Traditional criteria:

  • Uptake and dissipation of Energy
  • Metabolism
  • Responsiveness
  • Gestalt (distinctive shape, separate from environment)
  • Growth
  • Reproduction with variation - Ability to evolve
See essay on definitions of life: The Seven Pillars of Life by Daniel E. Koshland

von Neumann's computers - alive? A-life?

Turing machines and universal computers (Turing's biography)

Cellular automata: A'life; John Conway's game of life. [rules: a cell survives if it has two or three living neighbors. A new cell is created on a "dead" square if it has exactly three living neighbors.] The game was popularized by Martin Gardner in Scientific American in 1970.

Examples:

More information on digital life is at Digital evolution homepage at MSU. Karl Sims' virtual creatures are worth a look, movie here . He describes his work as follows:

"A population of several hundred creatures is created within a supercomputer, and each creature is tested for their ability to perform a given task, such the ability to swim in a simulated water environment. Those that are most successful survive, and their virtual genes containing coded instructions for their growth, are copied, combined, and mutated to make offspring for a new population. The new creatures are again tested, and some may be improvements on their parents. As this cycle of variation and selection continues, creatures with more and more successful behaviors can emerge. The creatures shown are results from many independent simulations in which they were selected for swimming, walking, jumping, following, and competing for control of a green cube."

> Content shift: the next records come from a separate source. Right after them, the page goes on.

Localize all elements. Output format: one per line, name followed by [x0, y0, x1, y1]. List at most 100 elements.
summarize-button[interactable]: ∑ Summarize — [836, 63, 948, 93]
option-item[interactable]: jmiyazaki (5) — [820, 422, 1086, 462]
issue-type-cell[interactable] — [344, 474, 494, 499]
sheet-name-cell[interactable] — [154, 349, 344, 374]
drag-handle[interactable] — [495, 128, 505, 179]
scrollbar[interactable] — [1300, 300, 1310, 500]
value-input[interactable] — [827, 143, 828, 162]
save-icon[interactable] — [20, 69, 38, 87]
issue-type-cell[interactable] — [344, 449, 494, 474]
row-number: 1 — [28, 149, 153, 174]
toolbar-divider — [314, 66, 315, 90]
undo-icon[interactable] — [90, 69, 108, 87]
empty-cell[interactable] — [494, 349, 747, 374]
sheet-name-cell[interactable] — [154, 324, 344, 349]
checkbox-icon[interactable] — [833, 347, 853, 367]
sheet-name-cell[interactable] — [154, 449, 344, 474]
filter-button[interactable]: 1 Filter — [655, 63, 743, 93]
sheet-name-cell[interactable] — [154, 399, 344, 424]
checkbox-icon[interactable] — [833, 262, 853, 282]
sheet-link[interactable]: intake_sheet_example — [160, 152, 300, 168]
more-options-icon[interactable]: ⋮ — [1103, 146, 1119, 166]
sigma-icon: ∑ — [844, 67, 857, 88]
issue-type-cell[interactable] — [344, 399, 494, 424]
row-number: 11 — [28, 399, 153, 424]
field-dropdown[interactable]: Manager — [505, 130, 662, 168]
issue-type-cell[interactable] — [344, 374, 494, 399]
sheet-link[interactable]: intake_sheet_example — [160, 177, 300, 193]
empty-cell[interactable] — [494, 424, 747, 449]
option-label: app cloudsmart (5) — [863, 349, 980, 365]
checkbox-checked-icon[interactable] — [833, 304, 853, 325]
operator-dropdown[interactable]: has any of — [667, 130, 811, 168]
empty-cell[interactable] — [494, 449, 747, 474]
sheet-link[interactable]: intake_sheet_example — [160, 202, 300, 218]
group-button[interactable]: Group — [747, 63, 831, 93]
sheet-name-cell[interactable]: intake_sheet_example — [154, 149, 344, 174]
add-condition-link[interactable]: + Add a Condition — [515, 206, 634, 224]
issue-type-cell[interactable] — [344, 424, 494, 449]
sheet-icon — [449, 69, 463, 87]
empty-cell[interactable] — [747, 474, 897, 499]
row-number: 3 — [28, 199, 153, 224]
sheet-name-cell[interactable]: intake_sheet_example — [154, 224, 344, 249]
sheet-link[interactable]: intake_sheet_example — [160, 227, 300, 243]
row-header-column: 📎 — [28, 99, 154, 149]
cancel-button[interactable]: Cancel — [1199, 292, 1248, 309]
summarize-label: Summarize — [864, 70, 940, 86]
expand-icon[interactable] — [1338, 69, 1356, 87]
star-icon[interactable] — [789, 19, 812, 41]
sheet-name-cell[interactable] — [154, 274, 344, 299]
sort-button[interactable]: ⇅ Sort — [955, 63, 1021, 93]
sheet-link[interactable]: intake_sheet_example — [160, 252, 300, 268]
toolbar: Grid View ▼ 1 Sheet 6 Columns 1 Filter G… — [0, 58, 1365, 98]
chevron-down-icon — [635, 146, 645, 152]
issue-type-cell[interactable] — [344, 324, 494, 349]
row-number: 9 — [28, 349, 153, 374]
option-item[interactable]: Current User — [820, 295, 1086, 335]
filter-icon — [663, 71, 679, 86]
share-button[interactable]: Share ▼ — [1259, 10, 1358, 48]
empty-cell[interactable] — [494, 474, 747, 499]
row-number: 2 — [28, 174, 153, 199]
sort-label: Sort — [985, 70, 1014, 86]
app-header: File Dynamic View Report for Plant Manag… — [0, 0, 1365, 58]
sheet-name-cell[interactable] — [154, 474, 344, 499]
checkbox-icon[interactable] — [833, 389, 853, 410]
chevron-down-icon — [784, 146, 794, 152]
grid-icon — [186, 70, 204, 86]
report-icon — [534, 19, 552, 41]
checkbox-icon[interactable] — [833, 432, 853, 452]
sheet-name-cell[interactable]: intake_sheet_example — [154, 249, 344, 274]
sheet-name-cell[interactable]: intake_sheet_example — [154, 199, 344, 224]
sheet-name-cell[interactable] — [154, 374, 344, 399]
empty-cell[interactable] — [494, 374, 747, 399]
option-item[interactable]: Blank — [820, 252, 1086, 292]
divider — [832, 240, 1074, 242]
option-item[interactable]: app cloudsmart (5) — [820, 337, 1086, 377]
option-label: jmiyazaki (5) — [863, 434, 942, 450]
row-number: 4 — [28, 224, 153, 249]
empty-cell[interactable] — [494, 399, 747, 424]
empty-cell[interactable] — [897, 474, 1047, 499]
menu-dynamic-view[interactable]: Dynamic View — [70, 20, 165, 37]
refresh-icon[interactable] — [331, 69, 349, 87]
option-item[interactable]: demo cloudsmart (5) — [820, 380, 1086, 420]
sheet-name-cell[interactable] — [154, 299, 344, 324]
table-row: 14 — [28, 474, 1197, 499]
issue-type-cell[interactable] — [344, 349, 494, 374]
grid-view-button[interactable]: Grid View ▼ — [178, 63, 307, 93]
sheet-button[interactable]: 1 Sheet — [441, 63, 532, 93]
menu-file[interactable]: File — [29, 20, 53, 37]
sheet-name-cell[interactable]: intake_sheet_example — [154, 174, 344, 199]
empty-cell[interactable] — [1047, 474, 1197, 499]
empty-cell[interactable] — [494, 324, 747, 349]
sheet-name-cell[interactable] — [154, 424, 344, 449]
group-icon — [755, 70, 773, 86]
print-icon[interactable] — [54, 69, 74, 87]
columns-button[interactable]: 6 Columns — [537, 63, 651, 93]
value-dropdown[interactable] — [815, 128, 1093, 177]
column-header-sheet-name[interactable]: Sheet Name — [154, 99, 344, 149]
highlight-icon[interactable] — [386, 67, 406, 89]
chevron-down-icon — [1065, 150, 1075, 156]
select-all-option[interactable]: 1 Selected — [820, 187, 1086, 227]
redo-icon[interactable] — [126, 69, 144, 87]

Genetic Algorithms in engineering: Ingo Rechenberg and others used "natural selection" in the computer to optimize aerodynamic profiles. Biased walk through "sequence" space. Finding optimal solutions. (To avoid local maxima: use demes with limited migration). For more information you can check a comprehensive collection of links on Evolutionary Computation and its application to art and design. It is amazing that GA work fine with rather small populations.

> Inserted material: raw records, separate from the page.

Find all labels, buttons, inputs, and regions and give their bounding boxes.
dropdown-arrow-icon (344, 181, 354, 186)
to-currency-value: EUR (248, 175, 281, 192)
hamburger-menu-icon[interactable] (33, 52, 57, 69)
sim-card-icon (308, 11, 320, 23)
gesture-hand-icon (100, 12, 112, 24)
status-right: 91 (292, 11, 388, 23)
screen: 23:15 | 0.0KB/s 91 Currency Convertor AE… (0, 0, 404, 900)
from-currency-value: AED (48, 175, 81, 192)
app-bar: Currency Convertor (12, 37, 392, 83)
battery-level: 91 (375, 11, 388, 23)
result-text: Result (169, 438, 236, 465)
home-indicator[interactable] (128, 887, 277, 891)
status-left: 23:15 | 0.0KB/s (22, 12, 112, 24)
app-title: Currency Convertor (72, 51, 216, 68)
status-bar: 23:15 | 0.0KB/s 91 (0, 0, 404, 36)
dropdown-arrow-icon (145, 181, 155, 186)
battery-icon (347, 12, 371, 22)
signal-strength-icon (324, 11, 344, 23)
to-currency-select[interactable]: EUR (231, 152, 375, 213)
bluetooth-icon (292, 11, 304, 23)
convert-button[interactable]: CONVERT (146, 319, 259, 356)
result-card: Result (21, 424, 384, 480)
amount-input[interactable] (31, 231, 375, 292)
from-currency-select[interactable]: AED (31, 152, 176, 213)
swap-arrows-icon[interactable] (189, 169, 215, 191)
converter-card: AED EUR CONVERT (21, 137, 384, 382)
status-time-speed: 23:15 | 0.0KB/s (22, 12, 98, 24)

Eigen_Rechenberg Sequence Space

Can living systems be divided in smaller sub-systems that are themselves alive? Or, is life a property of the larger system? The ecosystem of the Sargasso sea that includes algae, bacteria and phage (viruses that live on bacteria). The cyanophage play an important role in the system as predators of the primary producers. They lyses the cells allowing for recycling of limiting elements. The phage are part of a living system, but usually are not cindered alive themselves.

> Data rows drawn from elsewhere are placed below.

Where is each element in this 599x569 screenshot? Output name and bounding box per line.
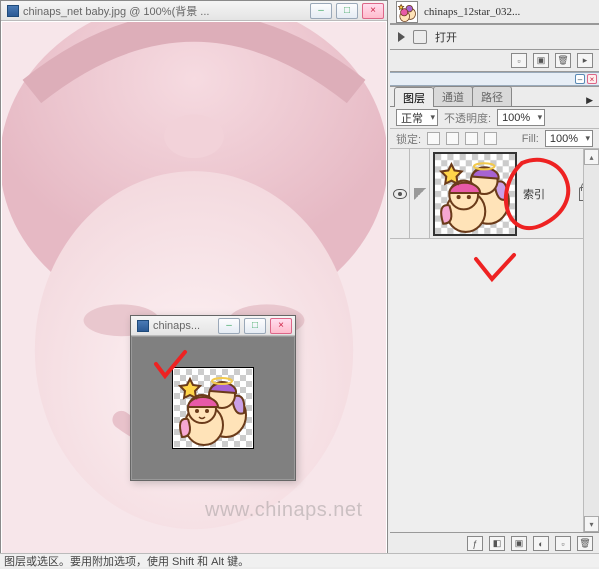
lock-pixels-icon[interactable] xyxy=(446,132,459,145)
active-layer-indicator[interactable] xyxy=(410,149,430,238)
delete-layer-icon[interactable]: 🗑 xyxy=(577,536,593,551)
titlebar-sub[interactable]: chinaps... – □ × xyxy=(131,316,295,336)
tab-layers[interactable]: 图层 xyxy=(394,87,434,107)
palette-header: – × xyxy=(390,72,599,86)
palette-tabs: 图层 通道 路径 ▶ xyxy=(390,87,599,107)
new-group-icon[interactable]: ▣ xyxy=(511,536,527,551)
palette-close[interactable]: × xyxy=(587,74,597,84)
status-bar: 图层或选区。要用附加选项，使用 Shift 和 Alt 键。 xyxy=(0,553,599,567)
scroll-up[interactable]: ▴ xyxy=(584,149,599,165)
tab-paths[interactable]: 路径 xyxy=(472,86,512,106)
trash-icon[interactable]: 🗑 xyxy=(555,53,571,68)
layer-thumbnail[interactable] xyxy=(433,152,517,236)
doc-title-sub: chinaps... xyxy=(153,320,214,332)
app-icon xyxy=(137,320,149,332)
lock-label: 锁定: xyxy=(396,131,421,147)
opacity-field[interactable]: 100% xyxy=(497,109,545,126)
palette-minimize[interactable]: – xyxy=(575,74,585,84)
layer-scrollbar[interactable]: ▴ ▾ xyxy=(583,149,599,532)
canvas-sub[interactable] xyxy=(132,337,294,479)
opacity-value: 100% xyxy=(502,112,530,124)
titlebar-main[interactable]: chinaps_net baby.jpg @ 100%(背景 ... – □ × xyxy=(1,1,387,21)
file-thumb[interactable] xyxy=(396,1,418,23)
new-doc-icon[interactable]: ▫ xyxy=(511,53,527,68)
palette-icon-strip: ▫ ▣ 🗑 ▸ xyxy=(390,50,599,72)
angels-image xyxy=(435,154,515,234)
menu-icon[interactable]: ▸ xyxy=(577,53,593,68)
maximize-button[interactable]: □ xyxy=(336,3,358,19)
document-window-sub[interactable]: chinaps... – □ × xyxy=(130,315,296,481)
doc-title-main: chinaps_net baby.jpg @ 100%(背景 ... xyxy=(23,3,306,19)
close-button[interactable]: × xyxy=(362,3,384,19)
close-button[interactable]: × xyxy=(270,318,292,334)
minimize-button[interactable]: – xyxy=(218,318,240,334)
blend-mode-value: 正常 xyxy=(401,110,423,126)
history-open-label[interactable]: 打开 xyxy=(435,29,457,45)
tab-channels[interactable]: 通道 xyxy=(433,86,473,106)
annotation-check xyxy=(470,249,520,289)
lock-all-icon[interactable] xyxy=(484,132,497,145)
layer-row[interactable]: 索引 xyxy=(390,149,599,239)
fill-value: 100% xyxy=(550,133,578,145)
visibility-toggle[interactable] xyxy=(390,149,410,238)
scroll-down[interactable]: ▾ xyxy=(584,516,599,532)
brush-icon xyxy=(414,188,426,200)
history-row: 打开 xyxy=(390,24,599,50)
palette-menu-icon[interactable]: ▶ xyxy=(586,95,593,106)
lock-position-icon[interactable] xyxy=(465,132,478,145)
layer-name[interactable]: 索引 xyxy=(523,186,545,202)
layer-style-icon[interactable]: ƒ xyxy=(467,536,483,551)
watermark: www.chinaps.net xyxy=(205,500,363,520)
palettes-column: chinaps_12star_032... 打开 ▫ ▣ 🗑 ▸ – × 图层 … xyxy=(390,0,599,555)
play-icon xyxy=(398,32,405,42)
layer-list: 索引 ▴ ▾ xyxy=(390,149,599,532)
file-tab-row: chinaps_12star_032... xyxy=(390,0,599,24)
adjustment-layer-icon[interactable]: ◐ xyxy=(533,536,549,551)
angels-image xyxy=(174,369,252,447)
file-name[interactable]: chinaps_12star_032... xyxy=(424,6,520,18)
scroll-track[interactable] xyxy=(584,165,599,516)
minimize-button[interactable]: – xyxy=(310,3,332,19)
maximize-button[interactable]: □ xyxy=(244,318,266,334)
status-text: 图层或选区。要用附加选项，使用 Shift 和 Alt 键。 xyxy=(4,553,249,569)
blend-mode-select[interactable]: 正常 xyxy=(396,109,438,126)
step-icon xyxy=(413,30,427,44)
eye-icon xyxy=(393,189,407,199)
folder-icon[interactable]: ▣ xyxy=(533,53,549,68)
lock-transparency-icon[interactable] xyxy=(427,132,440,145)
lock-row: 锁定: Fill: 100% xyxy=(390,129,599,149)
layer-mask-icon[interactable]: ◧ xyxy=(489,536,505,551)
image-frame xyxy=(172,367,254,449)
fill-field[interactable]: 100% xyxy=(545,130,593,147)
app-icon xyxy=(7,5,19,17)
opacity-label: 不透明度: xyxy=(444,110,491,126)
fill-label: Fill: xyxy=(522,133,539,145)
layers-palette: 图层 通道 路径 ▶ 正常 不透明度: 100% 锁定: Fill: 100% xyxy=(390,86,599,555)
blend-opacity-row: 正常 不透明度: 100% xyxy=(390,107,599,129)
new-layer-icon[interactable]: ▫ xyxy=(555,536,571,551)
layers-footer: ƒ ◧ ▣ ◐ ▫ 🗑 xyxy=(390,532,599,554)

The Gaia hypothesis argues that the whole biosphere should be regarded as a single organism, with its own homeostatic feed back loops.
Problems of the hypothesis:

  • Earth also includes many feed-forward loops (e.g., melting ice caps lower the albedo, which leads to more warming*). Relying on Gaia's regulatory mechanisms can provide a false sense of safety.
  • How does a single organism evolve? With only one Gaia, who would natural selection work?

* Lovelock and Watson developped the Daisyworld model (simulation here), in which black and whie Daisies stabilize the climate of the model planet. The release of DMS heat stressed algae creates a Daisyworld like feed back loop, because it acts as nucleating agent in cloud formation.